Dieser Revisionszulassungsgrund ist nur dann gegeben, wenn das angefochtene Urteil unter einem besonders schwerwiegenden Mangel leidet, der geeignet ist, das Vertrauen in die Rechtsprechung zu beschädigen. Ein solcher liegt nach inzwischen gefestigter Rechtsprechung nur vor, wenn die Entscheidung des FG objektiv willkürlich erscheint oder auf sachfremden Erwägungen beruht und unter keinem denkbaren Gesichtspunkt rechtlich vertretbar ist. Unterhalb dieser Schwelle liegende Rechtsfehler begründen die Revisionszulassung nicht (BFH-Beschluss vom 13. Oktober 2003 IV B 85/02, BFHE 203, 404, BStBl II 2004, 25).

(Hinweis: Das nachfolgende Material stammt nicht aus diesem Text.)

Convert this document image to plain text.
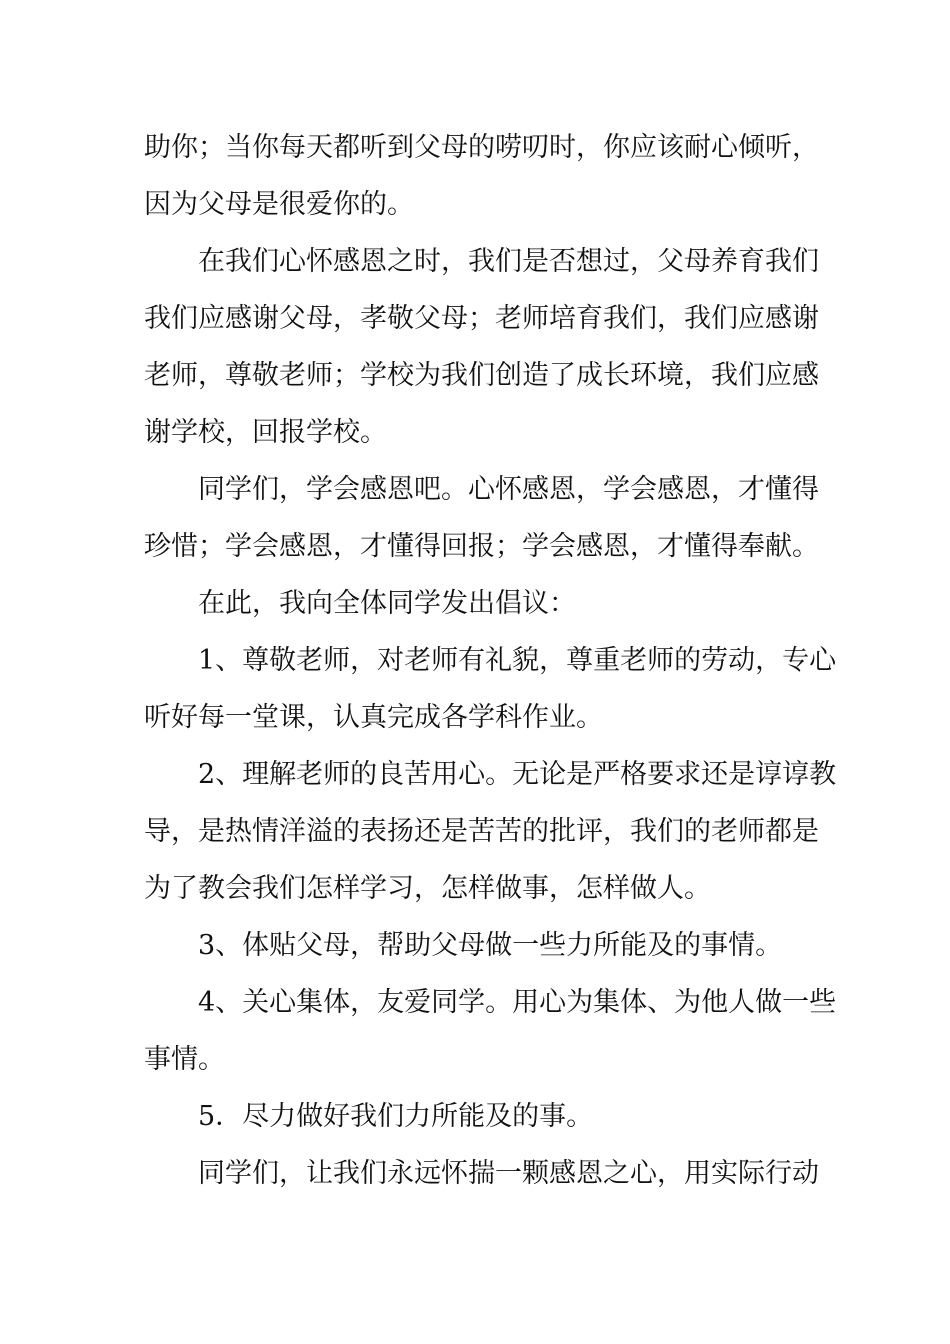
助你；当你每天都听到父母的唠叨时，你应该耐心倾听，
因为父母是很爱你的。
在我们心怀感恩之时，我们是否想过，父母养育我们
我们应感谢父母，孝敬父母；老师培育我们，我们应感谢
老师，尊敬老师；学校为我们创造了成长环境，我们应感
谢学校，回报学校。
同学们，学会感恩吧。心怀感恩，学会感恩，才懂得
珍惜；学会感恩，才懂得回报；学会感恩，才懂得奉献。
在此，我向全体同学发出倡议：
1、尊敬老师，对老师有礼貌，尊重老师的劳动，专心
听好每一堂课，认真完成各学科作业。
2、理解老师的良苦用心。无论是严格要求还是谆谆教
导，是热情洋溢的表扬还是苦苦的批评，我们的老师都是
为了教会我们怎样学习，怎样做事，怎样做人。
3、体贴父母，帮助父母做一些力所能及的事情。
4、关心集体，友爱同学。用心为集体、为他人做一些
事情。
5．尽力做好我们力所能及的事。
同学们，让我们永远怀揣一颗感恩之心，用实际行动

Ein solch schwerwiegender Mangel ist im Streitfall nicht gegeben. Es ist zwar fraglich, ob die Annahme des FG rechtlich zutreffend ist, die Kläger hätten stillschweigend eine Erledigungserklärung abgegeben, weil sie auf das Schreiben des FA vom 12. Juni 2006 nicht reagiert hätten. Denn die durch einen Rechtsanwalt vertretenen Kläger hatten in ihrem zuvor ergangenen Schreiben vom 28. Februar 2006 ausdrücklich mitgeteilt, für das Streitjahr 1988 "könnte eine Einspruchsentscheidung ergehen". Dementsprechend hätte das FG auch diese Äußerung bei der Beurteilung, ob das Schweigen der Kläger auf das Schreiben des FA vom 12. Juni 2006 als Erledigungserklärung zu werten war, mitberücksichtigen müssen.

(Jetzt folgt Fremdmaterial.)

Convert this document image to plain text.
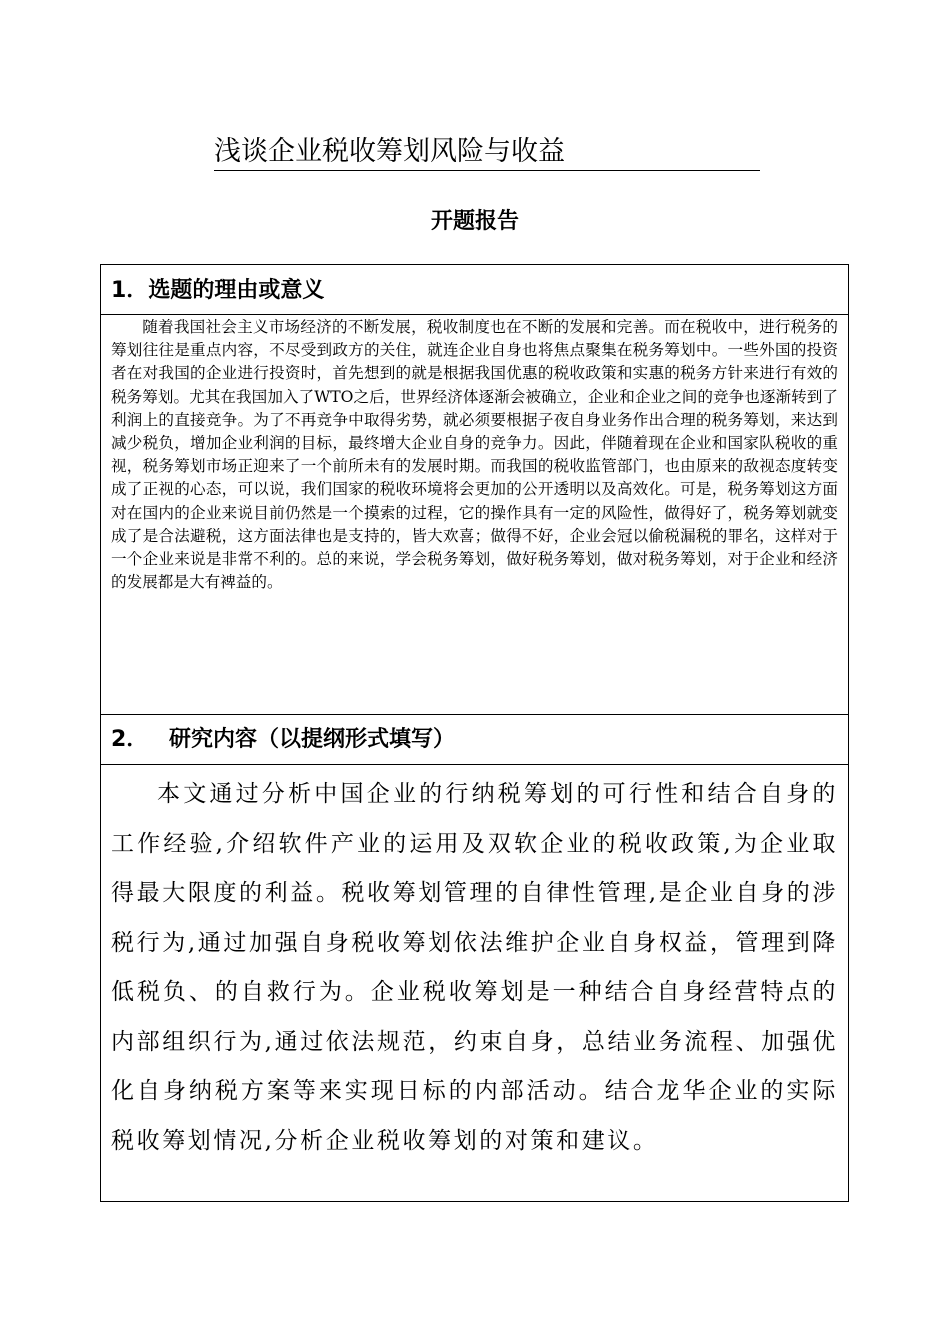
浅谈企业税收筹划风险与收益
开题报告
1．选题的理由或意义
随着我国社会主义市场经济的不断发展，税收制度也在不断的发展和完善。而在税收中，进行税务的筹划往往是重点内容，不尽受到政方的关住，就连企业自身也将焦点聚集在税务筹划中。一些外国的投资者在对我国的企业进行投资时，首先想到的就是根据我国优惠的税收政策和实惠的税务方针来进行有效的税务筹划。尤其在我国加入了WTO之后，世界经济体逐渐会被确立，企业和企业之间的竞争也逐渐转到了利润上的直接竞争。为了不再竞争中取得劣势，就必须要根据子夜自身业务作出合理的税务筹划，来达到减少税负，增加企业利润的目标，最终增大企业自身的竞争力。因此，伴随着现在企业和国家队税收的重视，税务筹划市场正迎来了一个前所未有的发展时期。而我国的税收监管部门，也由原来的敌视态度转变成了正视的心态，可以说，我们国家的税收环境将会更加的公开透明以及高效化。可是，税务筹划这方面对在国内的企业来说目前仍然是一个摸索的过程，它的操作具有一定的风险性，做得好了，税务筹划就变成了是合法避税，这方面法律也是支持的，皆大欢喜；做得不好，企业会冠以偷税漏税的罪名，这样对于一个企业来说是非常不利的。总的来说，学会税务筹划，做好税务筹划，做对税务筹划，对于企业和经济的发展都是大有裨益的。
2． 研究内容（以提纲形式填写）
本文通过分析中国企业的行纳税筹划的可行性和结合自身的工作经验,介绍软件产业的运用及双软企业的税收政策,为企业取得最大限度的利益。税收筹划管理的自律性管理,是企业自身的涉税行为,通过加强自身税收筹划依法维护企业自身权益，管理到降低税负、的自救行为。企业税收筹划是一种结合自身经营特点的内部组织行为,通过依法规范，约束自身，总结业务流程、加强优化自身纳税方案等来实现日标的内部活动。结合龙华企业的实际税收筹划情况,分析企业税收筹划的对策和建议。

Ungeachtet dessen, dass Rechtskundige mit ihren Erklärungen beim Wort zu nehmen sind (vgl. z.B. BFH-Beschluss vom 18. August 2009 VIII B 95/09, BFH/NV 2010, 217), ist die Würdigung des FG nicht völlig unvertretbar. Nach dem eigenen Vortrag des Prozessvertreters der Kläger waren für das Streitjahr 1988 alle Streitpunkte ausgeräumt. Da der Prozessvertreter auf den Hinweis des FA auf das Fehlen offener Streitpunkte für das Streitjahr 1988 nicht reagiert hat, kann in der stillschweigenden Annahme, das Begehren auf Erlass einer Einspruchsentscheidung für das Jahr 1988 sei überholt, keine greifbare Gesetzwidrigkeit gesehen werden.